Within twenty years our private dwellings and office buildings will be artificially cooled, the same as they are heated in the winter time. There is no good engineering reason why we should have to swelter and cut down our production in the summer time, any more than we should freeze in the winter. The present hot water and steam piping systems will probably be used for the artificial cold circulation.

Air travel

Within twenty years there will be far more airplanes in the air than we have cars on the ground now. There will be a great exodus from the city to the country, not a movement back to the farm, but, most likely, a movement back to the home. Inaccessible and practically valueless plots in the most out of the way places will bring high prices for house building sites, because hills and mountain tops will be more accessible than the valleys.

I do not see the airplane, as it is today, neither do I see the helicopter as the final solution for aircraft. As long as an airplane requires a landing field, or at least, a space for a runway of 100 yards, or more, to either alight or take off, airplanes will not come into universal use. The helicopter idea, to my mind, is not sound. The chances are that we shall have an airplane that will be able to land on rooftops, or even in streets, if necessary.
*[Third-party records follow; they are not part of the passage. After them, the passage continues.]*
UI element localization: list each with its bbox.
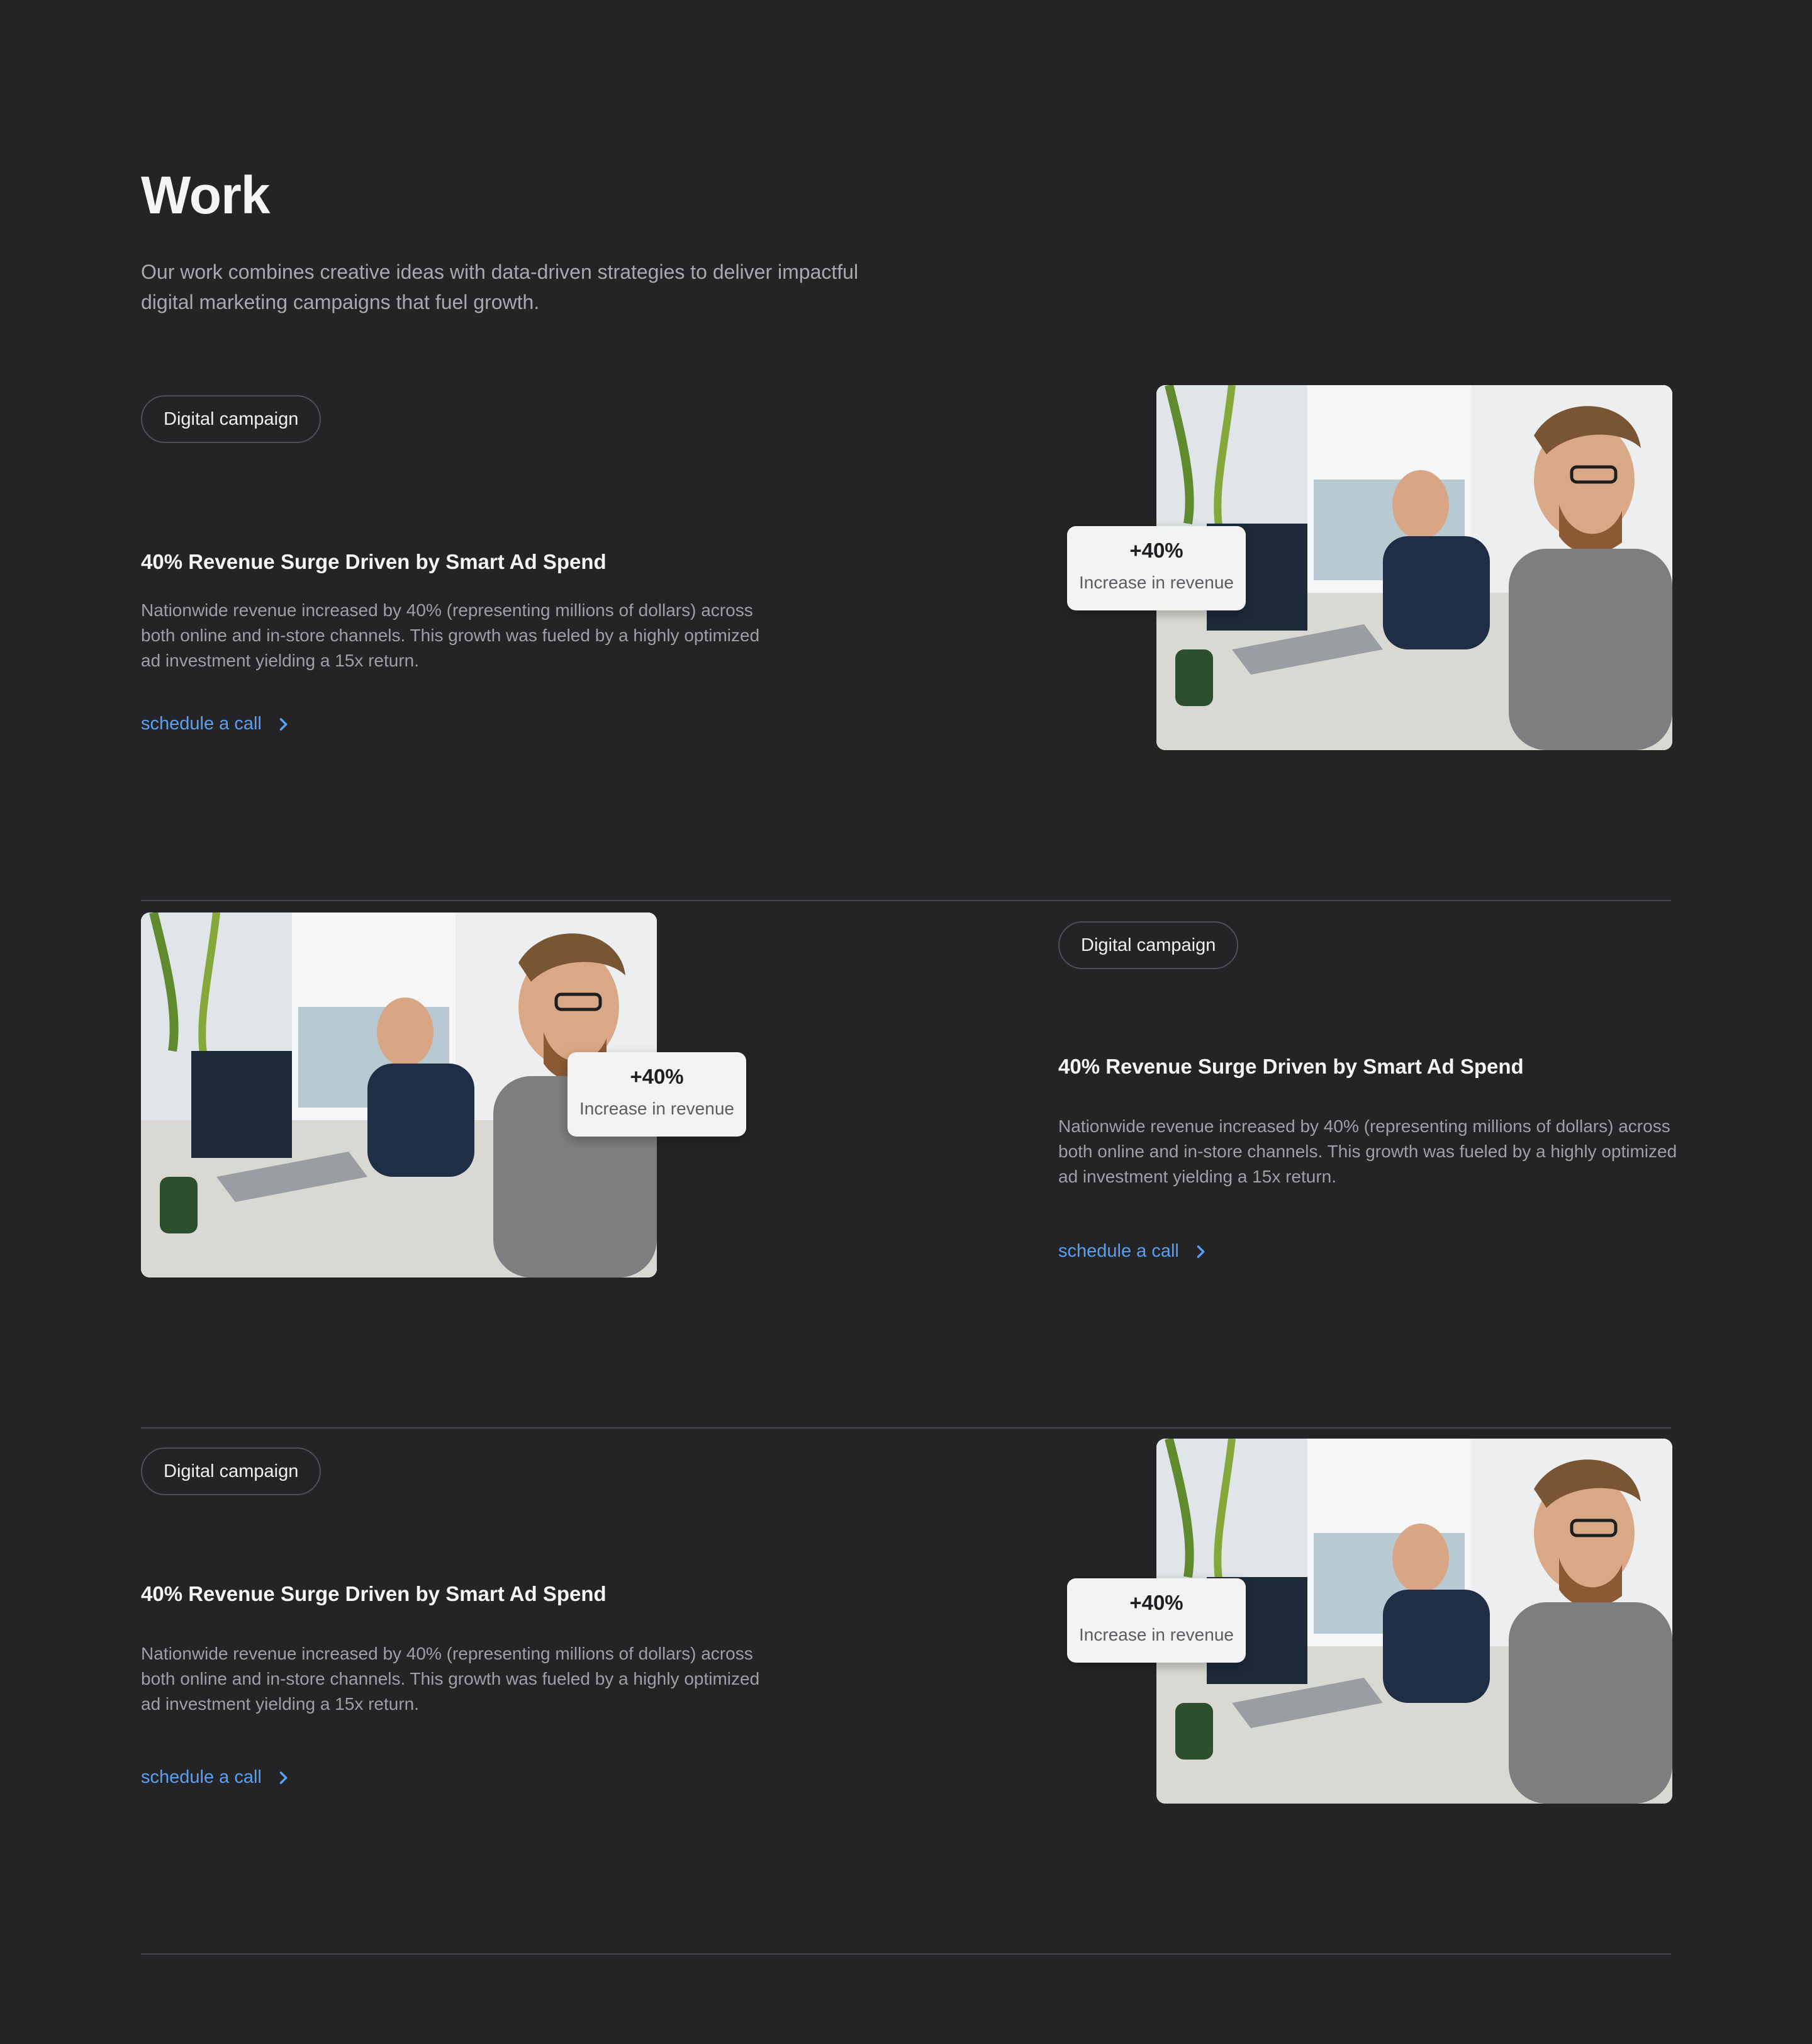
stat-label: Increase in revenue [1079, 573, 1234, 592]
work-header: Work Our work combines creative ideas wi… [141, 157, 864, 317]
stat-value: +40% [630, 1065, 684, 1088]
cta-label: schedule a call [141, 1767, 262, 1787]
chevron-right-icon [1197, 1245, 1205, 1258]
work-page: Work Our work combines creative ideas wi… [0, 0, 1812, 2044]
case-title: 40% Revenue Surge Driven by Smart Ad Spe… [141, 550, 607, 573]
stat-value: +40% [1129, 539, 1183, 562]
case-description: Nationwide revenue increased by 40% (rep… [1058, 1116, 1677, 1186]
stat-card: +40% Increase in revenue [568, 1052, 746, 1137]
chevron-right-icon [279, 717, 288, 731]
schedule-call-link[interactable]: schedule a call [141, 1767, 292, 1788]
schedule-call-link[interactable]: schedule a call [1058, 1241, 1209, 1262]
case-description: Nationwide revenue increased by 40% (rep… [141, 1644, 760, 1714]
section-divider [141, 1953, 1671, 1955]
tag-pill[interactable]: Digital campaign [1058, 921, 1239, 969]
case-study-1: Digital campaign 40% Revenue Surge Drive… [141, 374, 1672, 901]
tag-pill[interactable]: Digital campaign [141, 395, 322, 443]
stat-value: +40% [1129, 1591, 1183, 1614]
chevron-right-icon [279, 1771, 288, 1784]
schedule-call-link[interactable]: schedule a call [141, 714, 292, 734]
stat-card: +40% Increase in revenue [1067, 526, 1246, 610]
page-title: Work [141, 166, 270, 225]
case-text-2: Digital campaign [1058, 921, 1239, 969]
case-text-1: Digital campaign [141, 395, 770, 443]
page-subtitle: Our work combines creative ideas with da… [141, 261, 859, 313]
cta-label: schedule a call [141, 714, 262, 734]
stat-label: Increase in revenue [579, 1099, 734, 1118]
case-study-3: Digital campaign 40% Revenue Surge Drive… [141, 1427, 1672, 1955]
case-text-3: Digital campaign [141, 1447, 770, 1495]
stat-label: Increase in revenue [1079, 1625, 1234, 1644]
tag-pill[interactable]: Digital campaign [141, 1447, 322, 1495]
stat-card: +40% Increase in revenue [1067, 1578, 1246, 1663]
case-title: 40% Revenue Surge Driven by Smart Ad Spe… [1058, 1055, 1524, 1078]
case-study-2: +40% Increase in revenue Digital campaig… [141, 901, 1677, 1429]
case-description: Nationwide revenue increased by 40% (rep… [141, 600, 760, 670]
case-title: 40% Revenue Surge Driven by Smart Ad Spe… [141, 1582, 607, 1605]
cta-label: schedule a call [1058, 1241, 1179, 1261]
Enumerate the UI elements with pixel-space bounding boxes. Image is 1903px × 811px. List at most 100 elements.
I believe that airplanes will be articulated in such a way that the entire plane can be spun around practically within its own length, and kept on circling in this small space as long as necessary. This would be the equivalent of “standing still,” for an automobile. If a landing were to be made, the airplane could then spiral down by gradually losing altitude. It could rise the same way, always spiralling in a small circle, which need not exceed 50 feet in diameter, and perhaps even a great deal less for smaller machines.

I firmly believe that within twenty years air-liners of a special construction will make the trip from New York to Paris within ten to twelve hours at a maximum, flying through the upper strata of our atmosphere. The flying would be done at tremendously high altitudes, for the simple reason that here there is less air resistance, with a consequent increase in speed and safety. The entire hull for passengers and crew would be practically airtight, as the space would have to be supplied with air at proper pressure, and, due to the tremendous cold at high altitudes, the inside would have to be heated artifically as well, either from the exhaust of the engines, or electrically.